Speak with Your Manager or Human resources / people team
Larger companies often offer mentorship programs. By getting in with a mentor, you may be able to learn their job duties or pick up additional soft skills. If your company doesn’t offer this, check with a manager or someone in HR to see if they’ll create a program or give you the opportunity to shadow an employee who has skills you’d like to pick up. You can always proactively reach out to those you admire internally and see if they are open to a small mentorship commitment, which might look like one coffee a month for 30 minutes to discuss your career goals and to monitor your progression.
Attend Conferences and Workshops
Run a search for conferences and workshops in your area that will give you the opportunity to learn over an afternoon, day, or weekend. If the information is something your employer can benefit from, don’t hesitate to check with HR to see if the cost of attending can be subsidized or if your company would consider treating it as a workday. Conferences can allow you to meet people who are in a similar career area to you, and those people may give you an idea of the skills or attributes you can focus on to become a better professional in your area and accelerate your own career.
Network with those that have mastered your desired skill
You probably know a few people in your field who are really great with at least one thing.
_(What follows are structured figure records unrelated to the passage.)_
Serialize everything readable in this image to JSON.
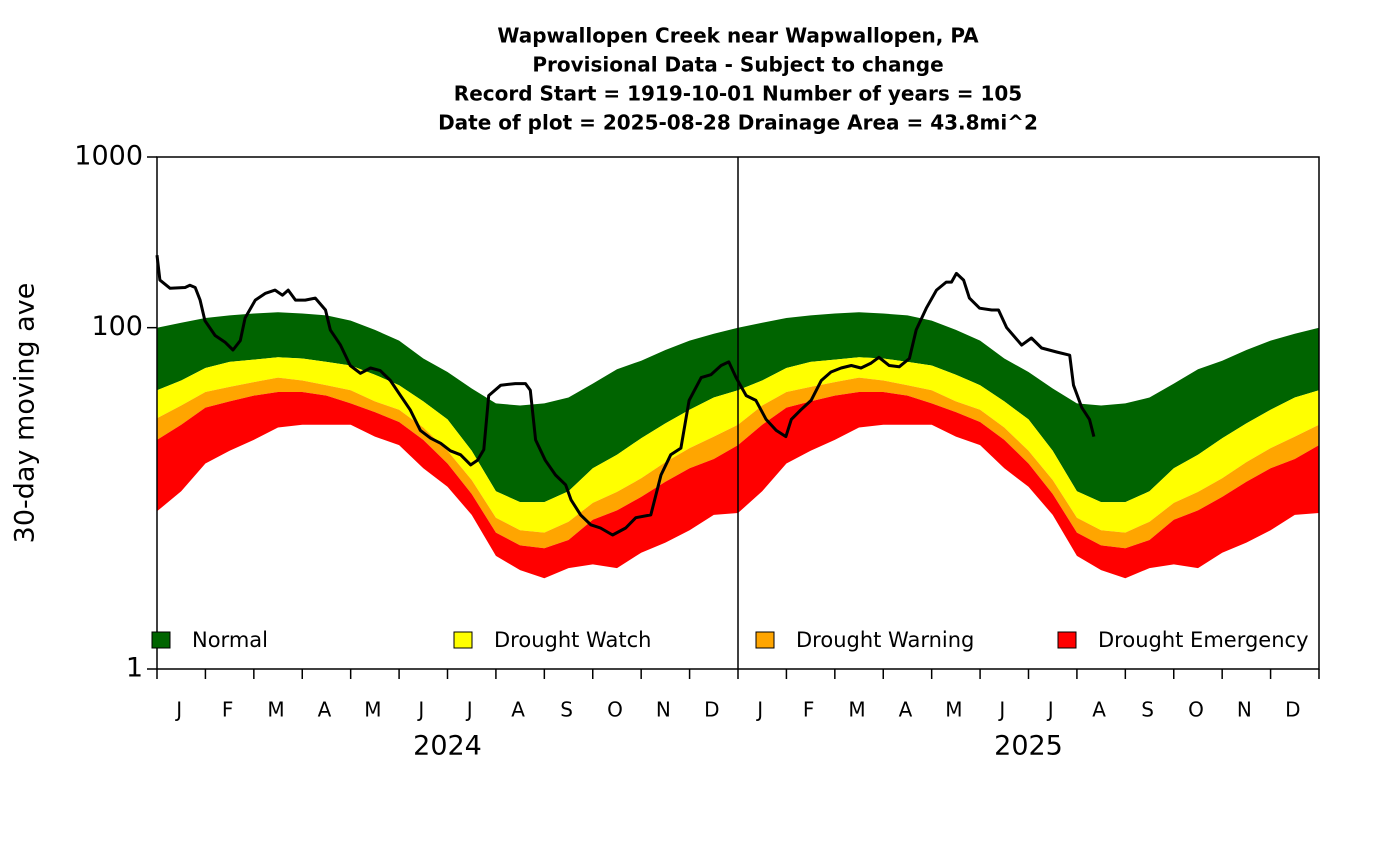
{
  "chart_data": {
    "type": "band-area",
    "title": [
      "Wapwallopen Creek near Wapwallopen, PA",
      "Provisional Data - Subject to change",
      "Record Start = 1919-10-01  Number of years = 105",
      "Date of plot = 2025-08-28  Drainage Area = 43.8mi^2"
    ],
    "y_label": "30-day moving ave",
    "log_y": true,
    "ylim": [
      1,
      1000
    ],
    "yticks": [
      1,
      100,
      1000
    ],
    "xlim": [
      0,
      24
    ],
    "months": [
      "J",
      "F",
      "M",
      "A",
      "M",
      "J",
      "J",
      "A",
      "S",
      "O",
      "N",
      "D",
      "J",
      "F",
      "M",
      "A",
      "M",
      "J",
      "J",
      "A",
      "S",
      "O",
      "N",
      "D"
    ],
    "years": [
      "2024",
      "2025"
    ],
    "x": [
      0,
      0.5,
      1,
      1.5,
      2,
      2.5,
      3,
      3.5,
      4,
      4.5,
      5,
      5.5,
      6,
      6.5,
      7,
      7.5,
      8,
      8.5,
      9,
      9.5,
      10,
      10.5,
      11,
      11.5,
      12,
      12.5,
      13,
      13.5,
      14,
      14.5,
      15,
      15.5,
      16,
      16.5,
      17,
      17.5,
      18,
      18.5,
      19,
      19.5,
      20,
      20.5,
      21,
      21.5,
      22,
      22.5,
      23,
      23.5,
      24
    ],
    "series": [
      {
        "name": "Normal",
        "color": "#006400",
        "values": [
          100,
          107,
          114,
          118,
          121,
          123,
          121,
          118,
          110,
          97,
          84,
          66,
          55,
          44,
          36,
          35,
          36,
          39,
          47,
          57,
          64,
          74,
          84,
          92,
          100,
          107,
          114,
          118,
          121,
          123,
          121,
          118,
          110,
          97,
          84,
          66,
          55,
          44,
          36,
          35,
          36,
          39,
          47,
          57,
          64,
          74,
          84,
          92,
          100
        ]
      },
      {
        "name": "Drought Watch",
        "color": "#ffff00",
        "values": [
          43,
          49,
          58,
          63,
          65,
          67,
          66,
          63,
          60,
          53,
          46,
          37,
          29,
          19,
          11,
          9.5,
          9.5,
          11,
          15,
          18,
          22.5,
          27.5,
          33,
          39,
          43,
          49,
          58,
          63,
          65,
          67,
          66,
          63,
          60,
          53,
          46,
          37,
          29,
          19,
          11,
          9.5,
          9.5,
          11,
          15,
          18,
          22.5,
          27.5,
          33,
          39,
          43
        ]
      },
      {
        "name": "Drought Warning",
        "color": "#ffa500",
        "values": [
          29.5,
          35,
          42,
          45,
          48,
          51,
          49,
          46,
          43,
          37,
          33,
          26,
          19,
          12.8,
          7.7,
          6.5,
          6.3,
          7.3,
          9.4,
          10.9,
          13.1,
          16.3,
          19.7,
          23,
          27,
          35,
          42,
          45,
          48,
          51,
          49,
          46,
          43,
          37,
          33,
          26,
          19,
          12.8,
          7.7,
          6.5,
          6.3,
          7.3,
          9.4,
          10.9,
          13.1,
          16.3,
          19.7,
          23,
          27
        ]
      },
      {
        "name": "Drought Emergency",
        "color": "#ff0000",
        "values": [
          22,
          27,
          34,
          37,
          40,
          42,
          42,
          40,
          36,
          32,
          28,
          22,
          16,
          10.6,
          6.3,
          5.3,
          5.1,
          5.7,
          7.5,
          8.5,
          10.2,
          12.5,
          15,
          17,
          20.5,
          27,
          34,
          37,
          40,
          42,
          42,
          40,
          36,
          32,
          28,
          22,
          16,
          10.6,
          6.3,
          5.3,
          5.1,
          5.7,
          7.5,
          8.5,
          10.2,
          12.5,
          15,
          17,
          20.5
        ],
        "lower": [
          8.4,
          11,
          16,
          19,
          22,
          26,
          27,
          27,
          27,
          23,
          20.5,
          15,
          11.7,
          8,
          4.6,
          3.8,
          3.4,
          3.9,
          4.1,
          3.9,
          4.8,
          5.5,
          6.5,
          8,
          8.2,
          11,
          16,
          19,
          22,
          26,
          27,
          27,
          27,
          23,
          20.5,
          15,
          11.7,
          8,
          4.6,
          3.8,
          3.4,
          3.9,
          4.1,
          3.9,
          4.8,
          5.5,
          6.5,
          8,
          8.2
        ]
      }
    ],
    "flow": {
      "color": "#000000",
      "x": [
        0,
        0.06,
        0.27,
        0.58,
        0.68,
        0.79,
        0.89,
        0.99,
        1.2,
        1.41,
        1.57,
        1.72,
        1.82,
        2.03,
        2.24,
        2.44,
        2.59,
        2.71,
        2.86,
        3.06,
        3.27,
        3.48,
        3.58,
        3.79,
        3.99,
        4.2,
        4.41,
        4.61,
        4.82,
        5.03,
        5.23,
        5.44,
        5.65,
        5.86,
        6.06,
        6.27,
        6.48,
        6.62,
        6.75,
        6.85,
        7.1,
        7.4,
        7.61,
        7.71,
        7.82,
        8.02,
        8.23,
        8.44,
        8.55,
        8.75,
        8.96,
        9.16,
        9.41,
        9.68,
        9.89,
        10.2,
        10.41,
        10.61,
        10.82,
        10.99,
        11.24,
        11.44,
        11.65,
        11.81,
        11.96,
        12.17,
        12.37,
        12.58,
        12.79,
        12.99,
        13.1,
        13.3,
        13.51,
        13.72,
        13.92,
        14.13,
        14.34,
        14.54,
        14.75,
        14.91,
        15.12,
        15.33,
        15.54,
        15.68,
        15.89,
        16.1,
        16.3,
        16.41,
        16.51,
        16.66,
        16.78,
        16.99,
        17.24,
        17.38,
        17.55,
        17.86,
        18.06,
        18.27,
        18.58,
        18.85,
        18.93,
        19.1,
        19.26,
        19.35
      ],
      "values": [
        266,
        190,
        170,
        172,
        177,
        172,
        145,
        110,
        90,
        82,
        74,
        84,
        114,
        145,
        159,
        166,
        155,
        166,
        145,
        145,
        149,
        127,
        97,
        79,
        60,
        54,
        58,
        56,
        49,
        40,
        33,
        25,
        22.5,
        21,
        19,
        18,
        15.7,
        16.7,
        19.3,
        40,
        46,
        47,
        47,
        43,
        22,
        16.7,
        13.7,
        12,
        9.8,
        8,
        7,
        6.7,
        6.1,
        6.7,
        7.7,
        8,
        13.7,
        18,
        19.7,
        37.5,
        51,
        53,
        60,
        63,
        51,
        40,
        37.5,
        29,
        25,
        23,
        29,
        33,
        37.5,
        49,
        55,
        58,
        60,
        58,
        62,
        67,
        60,
        59,
        66,
        97,
        130,
        166,
        185,
        185,
        208,
        190,
        149,
        130,
        127,
        127,
        100,
        79,
        87,
        76,
        72,
        69,
        46,
        34,
        29,
        23
      ]
    }
  }
}
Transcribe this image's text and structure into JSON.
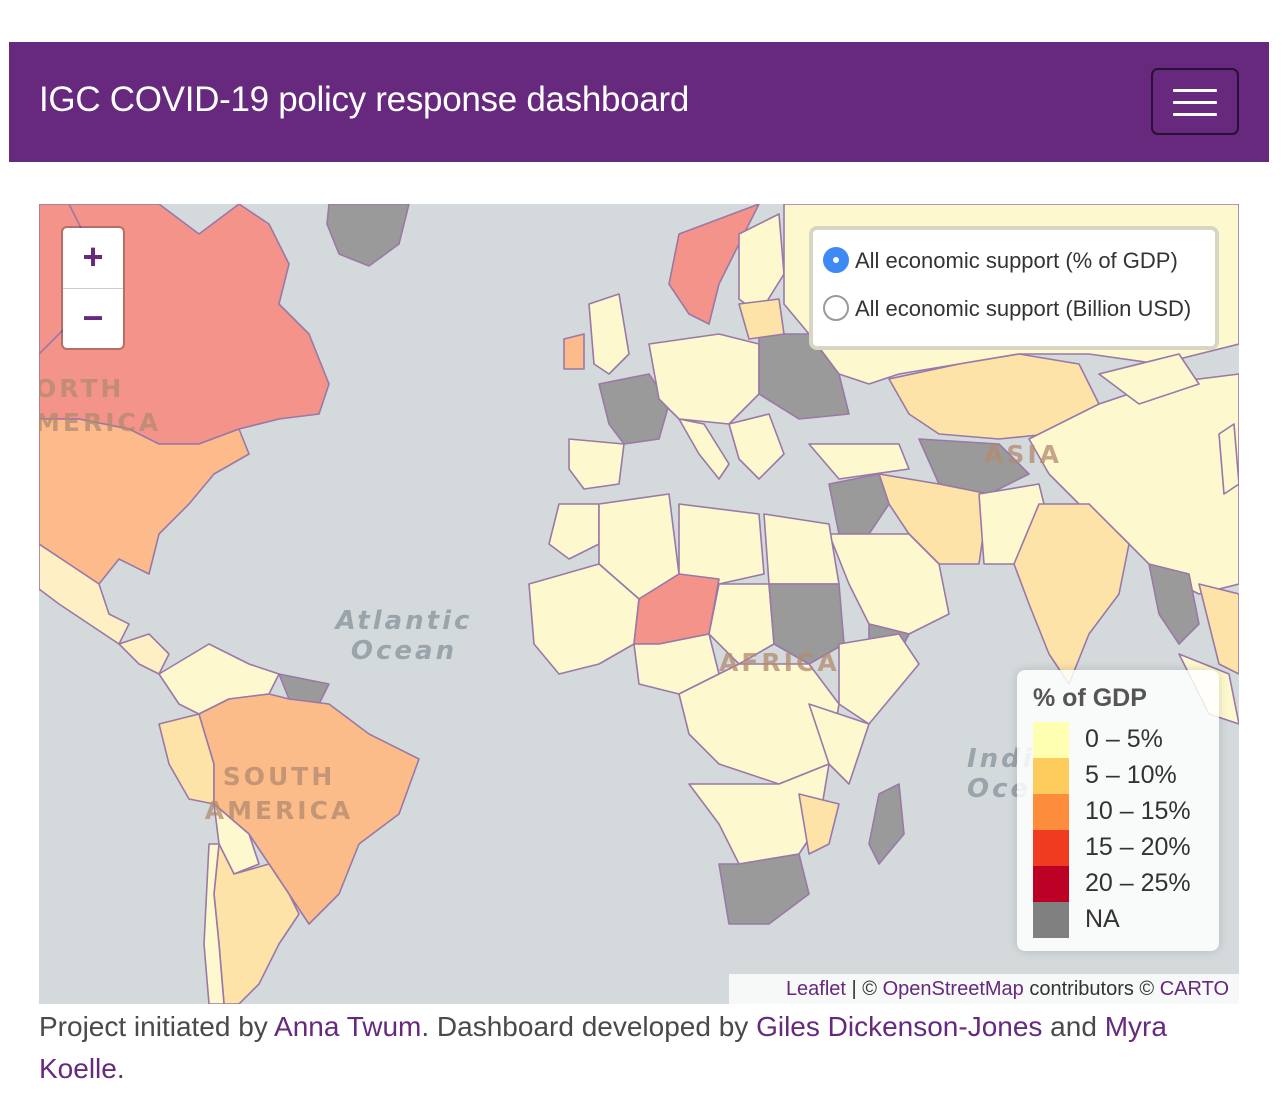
{
  "navbar": {
    "brand": "IGC COVID-19 policy response dashboard",
    "menu_icon": "hamburger-menu-icon"
  },
  "map": {
    "zoom_in_label": "+",
    "zoom_out_label": "−",
    "ocean_labels": {
      "atlantic_line1": "Atlantic",
      "atlantic_line2": "Ocean",
      "indian_line1": "Indi",
      "indian_line2": "Oce"
    },
    "continent_labels": {
      "north_america_line1": "ORTH",
      "north_america_line2": "MERICA",
      "south_america_line1": "SOUTH",
      "south_america_line2": "AMERICA",
      "africa": "AFRICA",
      "asia": "ASIA"
    },
    "layers": {
      "options": [
        {
          "label": "All economic support (% of GDP)",
          "selected": true
        },
        {
          "label": "All economic support (Billion USD)",
          "selected": false
        }
      ]
    },
    "legend": {
      "title": "% of GDP",
      "items": [
        {
          "label": "0 – 5%",
          "color": "#ffffb2"
        },
        {
          "label": "5 – 10%",
          "color": "#fecc5c"
        },
        {
          "label": "10 – 15%",
          "color": "#fd8d3c"
        },
        {
          "label": "15 – 20%",
          "color": "#f03b20"
        },
        {
          "label": "20 – 25%",
          "color": "#bd0026"
        },
        {
          "label": "NA",
          "color": "#808080"
        }
      ]
    },
    "attribution": {
      "leaflet": "Leaflet",
      "sep1": " | © ",
      "osm": "OpenStreetMap",
      "contributors": " contributors © ",
      "carto": "CARTO"
    }
  },
  "footer": {
    "t1": "Project initiated by ",
    "link1": "Anna Twum",
    "t2": ". Dashboard developed by ",
    "link2": "Giles Dickenson-Jones",
    "t3": " and ",
    "link3": "Myra Koelle",
    "t4": "."
  }
}
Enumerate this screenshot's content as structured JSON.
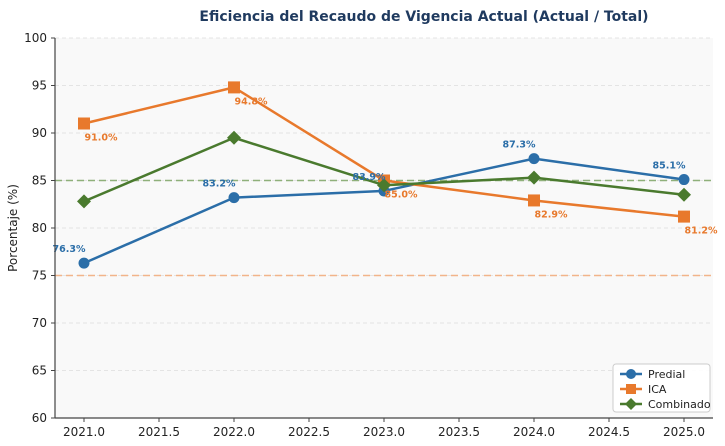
{
  "chart_data": {
    "type": "line",
    "title": "Eficiencia del Recaudo de Vigencia Actual (Actual / Total)",
    "xlabel": "",
    "ylabel": "Porcentaje (%)",
    "x": [
      2021,
      2022,
      2023,
      2024,
      2025
    ],
    "xlim": [
      2020.8,
      2025.2
    ],
    "ylim": [
      60,
      100
    ],
    "xticks": [
      "2021.0",
      "2021.5",
      "2022.0",
      "2022.5",
      "2023.0",
      "2023.5",
      "2024.0",
      "2024.5",
      "2025.0"
    ],
    "xtick_values": [
      2021.0,
      2021.5,
      2022.0,
      2022.5,
      2023.0,
      2023.5,
      2024.0,
      2024.5,
      2025.0
    ],
    "yticks": [
      60,
      65,
      70,
      75,
      80,
      85,
      90,
      95,
      100
    ],
    "grid": "horizontal dashed",
    "legend_position": "bottom-right",
    "series": [
      {
        "name": "Predial",
        "color": "#2b6ea8",
        "marker": "circle",
        "values": [
          76.3,
          83.2,
          83.9,
          87.3,
          85.1
        ],
        "labels": [
          "76.3%",
          "83.2%",
          "83.9%",
          "87.3%",
          "85.1%"
        ]
      },
      {
        "name": "ICA",
        "color": "#e8792c",
        "marker": "square",
        "values": [
          91.0,
          94.8,
          85.0,
          82.9,
          81.2
        ],
        "labels": [
          "91.0%",
          "94.8%",
          "85.0%",
          "82.9%",
          "81.2%"
        ]
      },
      {
        "name": "Combinado",
        "color": "#4a7a2e",
        "marker": "diamond",
        "values": [
          82.8,
          89.5,
          84.5,
          85.3,
          83.5
        ],
        "labels": []
      }
    ],
    "reference_lines": [
      {
        "value": 85,
        "color": "#8fb07a",
        "style": "dashed"
      },
      {
        "value": 75,
        "color": "#f2b48a",
        "style": "dashed"
      }
    ]
  }
}
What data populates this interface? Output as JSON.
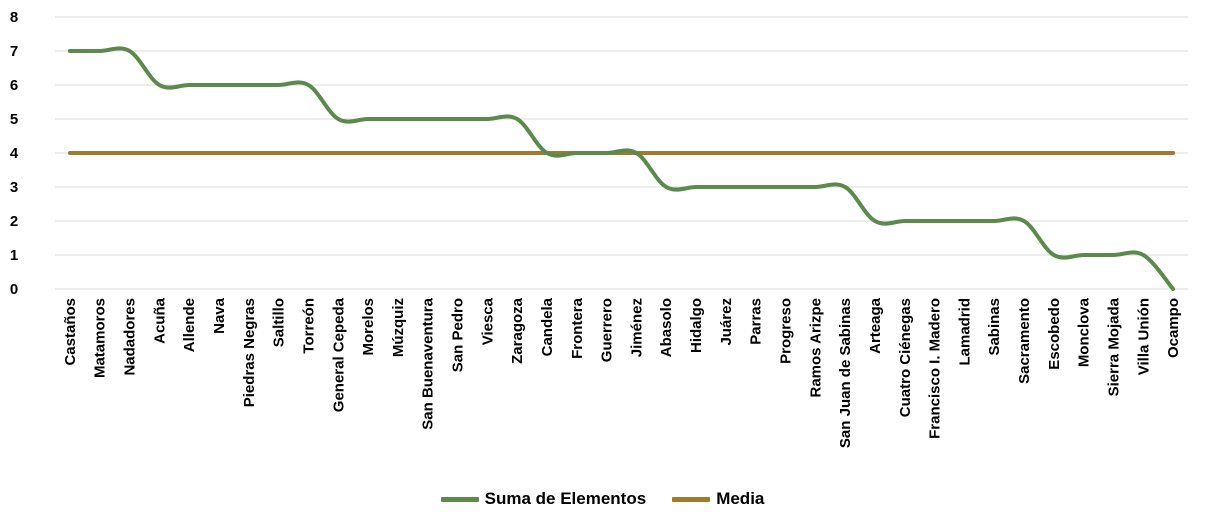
{
  "chart_data": {
    "type": "line",
    "categories": [
      "Castaños",
      "Matamoros",
      "Nadadores",
      "Acuña",
      "Allende",
      "Nava",
      "Piedras Negras",
      "Saltillo",
      "Torreón",
      "General Cepeda",
      "Morelos",
      "Múzquiz",
      "San Buenaventura",
      "San Pedro",
      "Viesca",
      "Zaragoza",
      "Candela",
      "Frontera",
      "Guerrero",
      "Jiménez",
      "Abasolo",
      "Hidalgo",
      "Juárez",
      "Parras",
      "Progreso",
      "Ramos Arizpe",
      "San Juan de Sabinas",
      "Arteaga",
      "Cuatro Ciénegas",
      "Francisco I. Madero",
      "Lamadrid",
      "Sabinas",
      "Sacramento",
      "Escobedo",
      "Monclova",
      "Sierra Mojada",
      "Villa Unión",
      "Ocampo"
    ],
    "series": [
      {
        "name": "Suma de Elementos",
        "color": "#5b8a4c",
        "values": [
          7,
          7,
          7,
          6,
          6,
          6,
          6,
          6,
          6,
          5,
          5,
          5,
          5,
          5,
          5,
          5,
          4,
          4,
          4,
          4,
          3,
          3,
          3,
          3,
          3,
          3,
          3,
          2,
          2,
          2,
          2,
          2,
          2,
          1,
          1,
          1,
          1,
          0
        ]
      },
      {
        "name": "Media",
        "color": "#a07a2e",
        "values": [
          4,
          4,
          4,
          4,
          4,
          4,
          4,
          4,
          4,
          4,
          4,
          4,
          4,
          4,
          4,
          4,
          4,
          4,
          4,
          4,
          4,
          4,
          4,
          4,
          4,
          4,
          4,
          4,
          4,
          4,
          4,
          4,
          4,
          4,
          4,
          4,
          4,
          4
        ]
      }
    ],
    "yticks": [
      "0",
      "1",
      "2",
      "3",
      "4",
      "5",
      "6",
      "7",
      "8"
    ],
    "ylim": [
      0,
      8
    ],
    "grid": true,
    "legend_position": "bottom"
  }
}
Maybe you know a salesman who closes more deals than anyone else, an individual who gives flawless presentations, or a department manager who is consistently recognized for topping the others.
Take a moment to speak with the person, tell them what you appreciate about them, and offer a cup of coffee in exchange for a few moments of picking his or her brain about how they do it so well. You’ll be surprised by how many are flattered and will make the time to chat with you. This not only bodes well for picking up new skills, but also increases your network, which is beneficial when you’re looking for a promotion or want to shift companies.
Take Online Courses
Online courses come in all shapes and sizes. For example, some universities offer structured courses, while other options such as Skillshare allow you to pick up skills whenever you have time, be it on a lunch break or while killing time before a meeting.
JobGPS suggests relevant online courses on each career path page (in partnership with Skillshare), so you wll be able to know which areas you can focus on to enter that career or grow within it.
listen to Podcasts and Audiobooks
Do you have a lengthy commute or find yourself waiting with nothing to do from time to time? If so, you may be able to find audiobooks and podcasts that can teach anything from a foreign language to leadership, all in time that might otherwise be wasted.
Master one Skill at a Time and Repeat the Process
There’s no need to jump into a rigorous study program if you’re not changing careers entirely, so pick a single skill to learn at first. When you’ve finished the first one, you’ll have a good feel for what you can personally take on, making it easy to select the right learning method the next time around. In order to remain competitive and continue growing for your personal satisfaction, it’s best to find a schedule that works well for you and continue choosing new skills to tackle as you complete one.
In doing so, you’ll develop a life-long habit that will ensure you remain valuable to your company and that your resume stays on the top of the stack should you ever decide to look elsewhere.